Erro de PowerPoint na GloboNews acende reuniões de crise e preocupa a imagem de apresentadora
Caso envolvendo a arte que sugeria vínculo entre Lula e Vorcaro acende debate sobre o rigor jornalístico da emissora
Na última sexta-feira, um deslize técnico envolvendo o PowerPoint exibido ao vivo durante o programa Estúdio i expôs uma ligação inadequada entre o ex-presidente Lula e o banqueiro Daniel Vorcaro. O equívoco provocou uma onda de repercussões nas redes sociais e, em parte da imprensa, levando a uma série de reuniões de crise para entender como tal leitura de conteúdo chegou ao ar. No fim de semana, a discussão cresceu e ganhou atenção de quem acompanha a cobertura política na TV aberta e na TV paga.
No dia seguinte, a direção de jornalismo da GloboNews reconheceu a falha e chegou a confirmar que houve um erro que precisava ser explicado publicamente. Na prática, a equipe administrativa da Globo e da GloboNews passou a atuar de perto para conter danos à imagem de quem estava no comando da bancada no estúdio. A notícia vai além do incidente técnico: aponta para um acúmulo de estresse na gestão de conteúdo em meio a um período de intensa atenção à corrida eleitoral.
Além do atrito com a avaliação editorial, o episódio reacende a preocupação com a leitura pública de reportagens em um cenário em que a imprensa é alvo de críticas de diferentes espectros políticos. A apresentadora Andréia Sadi, conhecida pela sua atuação equilibrada e pela cobertura de plantões, estava à frente do quadro naquele momento. Ela também é âncora de plantões como Jornal Hoje aos sábados e, por isso, lidava com a pressão de manter a confiança do público diante de perguntas sobre imparcialidade e precisão.
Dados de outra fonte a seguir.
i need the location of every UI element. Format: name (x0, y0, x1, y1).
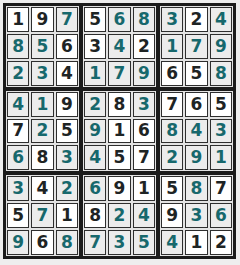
cell-r8c8[interactable]: 3 (185, 203, 207, 228)
cell-r2c8[interactable]: 7 (185, 34, 207, 59)
cell-r2c5[interactable]: 4 (108, 34, 130, 59)
cell-r1c4[interactable]: 5 (84, 7, 106, 32)
cell-r3c6[interactable]: 9 (133, 61, 155, 86)
box-1-3: 324179658 (158, 4, 235, 89)
cell-r2c4[interactable]: 3 (84, 34, 106, 59)
cell-r7c6[interactable]: 1 (133, 176, 155, 201)
cell-r5c8[interactable]: 4 (185, 119, 207, 144)
cell-r5c5[interactable]: 1 (108, 119, 130, 144)
cell-r6c5[interactable]: 5 (108, 145, 130, 170)
cell-r3c8[interactable]: 5 (185, 61, 207, 86)
cell-r1c5[interactable]: 6 (108, 7, 130, 32)
box-3-1: 342571968 (4, 173, 81, 258)
cell-r1c8[interactable]: 2 (185, 7, 207, 32)
box-3-2: 691824735 (81, 173, 158, 258)
cell-r6c2[interactable]: 8 (31, 145, 53, 170)
cell-r8c6[interactable]: 4 (133, 203, 155, 228)
cell-r6c7[interactable]: 2 (161, 145, 183, 170)
cell-r9c4[interactable]: 7 (84, 230, 106, 255)
box-2-3: 765843291 (158, 89, 235, 174)
cell-r3c1[interactable]: 2 (7, 61, 29, 86)
cell-r4c8[interactable]: 6 (185, 92, 207, 117)
cell-r8c3[interactable]: 1 (56, 203, 78, 228)
cell-r7c7[interactable]: 5 (161, 176, 183, 201)
box-1-2: 568342179 (81, 4, 158, 89)
cell-r6c1[interactable]: 6 (7, 145, 29, 170)
sudoku-board: 1978562345683421793241796584197256832839… (3, 3, 236, 259)
cell-r9c1[interactable]: 9 (7, 230, 29, 255)
cell-r8c5[interactable]: 2 (108, 203, 130, 228)
cell-r3c5[interactable]: 7 (108, 61, 130, 86)
cell-r4c3[interactable]: 9 (56, 92, 78, 117)
cell-r2c3[interactable]: 6 (56, 34, 78, 59)
cell-r2c7[interactable]: 1 (161, 34, 183, 59)
cell-r4c7[interactable]: 7 (161, 92, 183, 117)
cell-r8c1[interactable]: 5 (7, 203, 29, 228)
cell-r8c7[interactable]: 9 (161, 203, 183, 228)
cell-r7c5[interactable]: 9 (108, 176, 130, 201)
cell-r9c3[interactable]: 8 (56, 230, 78, 255)
cell-r3c4[interactable]: 1 (84, 61, 106, 86)
cell-r4c5[interactable]: 8 (108, 92, 130, 117)
cell-r2c9[interactable]: 9 (210, 34, 232, 59)
cell-r6c9[interactable]: 1 (210, 145, 232, 170)
cell-r3c2[interactable]: 3 (31, 61, 53, 86)
cell-r5c7[interactable]: 8 (161, 119, 183, 144)
cell-r5c3[interactable]: 5 (56, 119, 78, 144)
box-2-1: 419725683 (4, 89, 81, 174)
cell-r7c9[interactable]: 7 (210, 176, 232, 201)
cell-r7c1[interactable]: 3 (7, 176, 29, 201)
cell-r7c2[interactable]: 4 (31, 176, 53, 201)
cell-r4c1[interactable]: 4 (7, 92, 29, 117)
cell-r5c6[interactable]: 6 (133, 119, 155, 144)
cell-r5c2[interactable]: 2 (31, 119, 53, 144)
cell-r8c2[interactable]: 7 (31, 203, 53, 228)
cell-r5c9[interactable]: 3 (210, 119, 232, 144)
cell-r3c7[interactable]: 6 (161, 61, 183, 86)
cell-r6c3[interactable]: 3 (56, 145, 78, 170)
box-2-2: 283916457 (81, 89, 158, 174)
cell-r4c2[interactable]: 1 (31, 92, 53, 117)
cell-r6c8[interactable]: 9 (185, 145, 207, 170)
cell-r9c9[interactable]: 2 (210, 230, 232, 255)
cell-r8c9[interactable]: 6 (210, 203, 232, 228)
cell-r1c6[interactable]: 8 (133, 7, 155, 32)
cell-r9c7[interactable]: 4 (161, 230, 183, 255)
cell-r4c9[interactable]: 5 (210, 92, 232, 117)
cell-r3c9[interactable]: 8 (210, 61, 232, 86)
cell-r1c3[interactable]: 7 (56, 7, 78, 32)
cell-r1c2[interactable]: 9 (31, 7, 53, 32)
cell-r7c3[interactable]: 2 (56, 176, 78, 201)
cell-r4c4[interactable]: 2 (84, 92, 106, 117)
cell-r9c5[interactable]: 3 (108, 230, 130, 255)
cell-r6c6[interactable]: 7 (133, 145, 155, 170)
cell-r2c1[interactable]: 8 (7, 34, 29, 59)
cell-r9c8[interactable]: 1 (185, 230, 207, 255)
cell-r5c1[interactable]: 7 (7, 119, 29, 144)
cell-r9c6[interactable]: 5 (133, 230, 155, 255)
box-1-1: 197856234 (4, 4, 81, 89)
cell-r7c4[interactable]: 6 (84, 176, 106, 201)
cell-r8c4[interactable]: 8 (84, 203, 106, 228)
cell-r2c6[interactable]: 2 (133, 34, 155, 59)
cell-r2c2[interactable]: 5 (31, 34, 53, 59)
cell-r3c3[interactable]: 4 (56, 61, 78, 86)
cell-r1c9[interactable]: 4 (210, 7, 232, 32)
cell-r1c7[interactable]: 3 (161, 7, 183, 32)
cell-r4c6[interactable]: 3 (133, 92, 155, 117)
cell-r7c8[interactable]: 8 (185, 176, 207, 201)
cell-r5c4[interactable]: 9 (84, 119, 106, 144)
cell-r9c2[interactable]: 6 (31, 230, 53, 255)
cell-r6c4[interactable]: 4 (84, 145, 106, 170)
box-3-3: 587936412 (158, 173, 235, 258)
cell-r1c1[interactable]: 1 (7, 7, 29, 32)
Para entender a dimensão do que aconteceu, vale lembrar que o conteúdo do slide sugeria uma ligação entre Lula e Vorcaro, o que não condiz com o material jornalístico que a emissora costuma apresentar. Nos bastidores, a equipe de jornalismo discutiu se houve favorecimento a um lado da conversa pública ou se houve, de fato, uma distorção na leitura de dados. Em termos práticos, o que está em jogo é a credibilidade de um dos blocos de notícias mais assistidos do país, especialmente em um momento em que a cobertura eleitoral é decisiva para fãs, críticos e formadores de opinião.
O desfecho da crise veio com a leitura ao vivo do comunicado oficial, também conhecido como o registro, que explicava que o material exibido estava errado e incompleto e que estava em desacordo com os princípios editoriais da Globo. A leitura foi concluída com um pedido de desculpas, sinalizando uma tentativa de transparência diante de perguntas difíceis. No dia a dia das redações, esse tipo de episódio costuma provocar ajustes de procedimentos para evitar novos deslizes, especialmente quando a notícia envolve figuras públicas de alto peso político.
A repercussão não se restringiu ao episódio isolado. O episódio alimentou uma discussão sobre como, em tempo real, os veículos de comunicação devem agir diante de conteúdos sensíveis, sem perder a qualidade jornalística. Em meio a debates, há quem aponte que a crise pode ter um efeito colateral importante: despertar uma observação ainda mais aguçada de telespectadores, políticos e audiências digitais sobre a cobertura eleitoral de Globo e GloboNews ao longo deste ano.
Historicamente, o jornalismo do grupo já foi alvo de críticas de diferentes lados do espectro político. Em meio a esse cenário, equipes de reportagem passaram por ataques nas ruas, e âncoras em destaque foram pressionadas. Diante disso, a avaliação de que o episódio poderia ter prejudicado a imagem de Andréia Sadi — que atua com reputação de equilíbrio — aparece como um ponto sensível nos bastidores. A leitura do comunicado ao vivo reforçou a ideia de que a busca pela notícia precisa manter critérios firmes para evitar que a crise se transforme em um desgaste ainda maior da confiabilidade da emissora.
No fim das contas, o que se observa é uma lição prática sobre o cuidado com o material veiculado, o papel das direções de jornalismo na supervisão de conteúdos e a responsabilidade de manter um equilíbrio entre rapidez e precisão, sobretudo em um momento tão relevante como as eleições. A discussão segue, mas o compromisso com a isenção e com o aprofundamento das análises continua sendo um alicerce que o público espera ver respeitado dia após dia.